Él había llegado antes de lo esperado y estaba saboreando el pastel de cereza de Susan.
Susan misma revoloteaba detrás de él, como un oscuro pero benéfico espíritu guardián, y le proporcionaba tanto placer ver a Gilbert comiendo pastel como a él comerlo.
-¿Cuál es tu idea? -preguntó Gilbert.
-No te lo diré todavía, no hasta ver si puedo hacerla realidad.
-¿Cómo es Ford?
-Ah, muy agradable, y bastante guapo.
-Tiene unas orejas preciosas, mi querido doctor -interpuso Susan, encantada.
-Tendrá treinta o treinta y cinco años, creo, y piensa escribir una novela. Tiene una voz agradable y una sonrisa encantadora, y viste bien. Pero tiene un aire como si la vida no le hubiera sido del todo fácil.

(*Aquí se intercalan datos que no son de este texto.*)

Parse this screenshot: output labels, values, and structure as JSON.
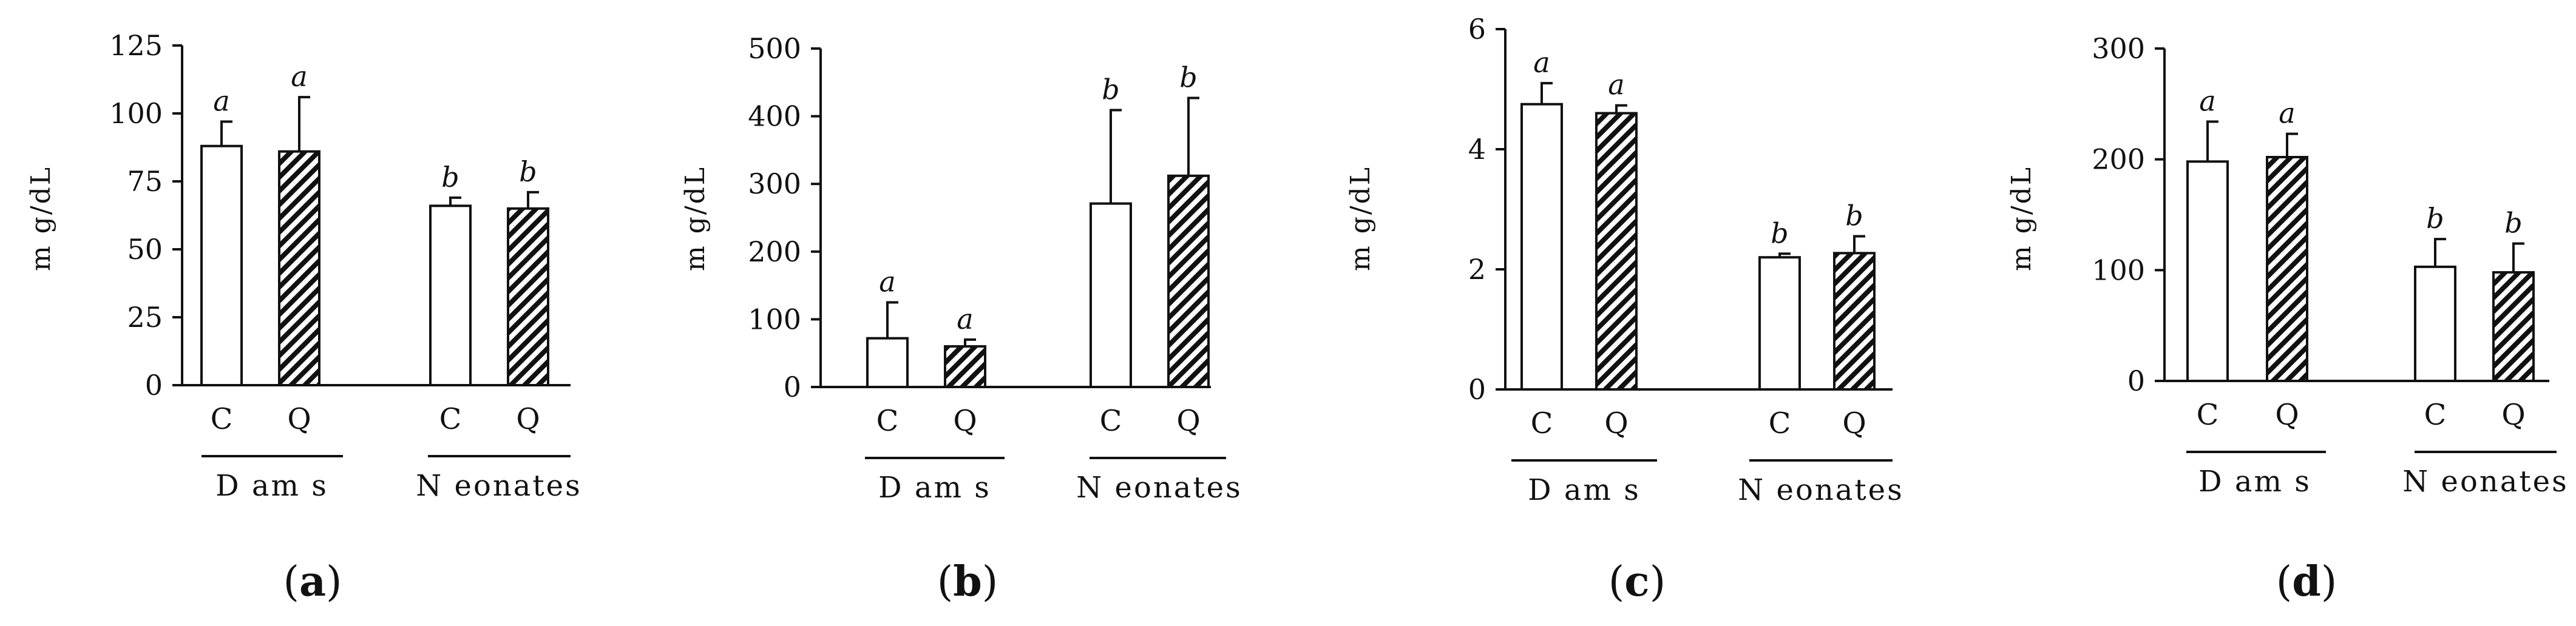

Owen Ford llegó a la mañana siguiente con una nota de Leslie para Ana; pasaron el atardecer en el jardín y luego fueron a navegar a la luz de la luna por el puerto, en el botecito que Gilbert había preparado para salir en verano. Owen les pareció muy simpático y tuvieron la sensación de haberlo conocido de toda la vida, sensación que distingue a los cofrades de la casa de José.
-Es tan agradable como sus orejas, mi querida señora -dijo Susan, cuando él se hubo ido. Owen había dicho a Susan que jamás había probado nada parecido a su pastel de cereza y el sensible corazón de Susan fue suyo para siempre.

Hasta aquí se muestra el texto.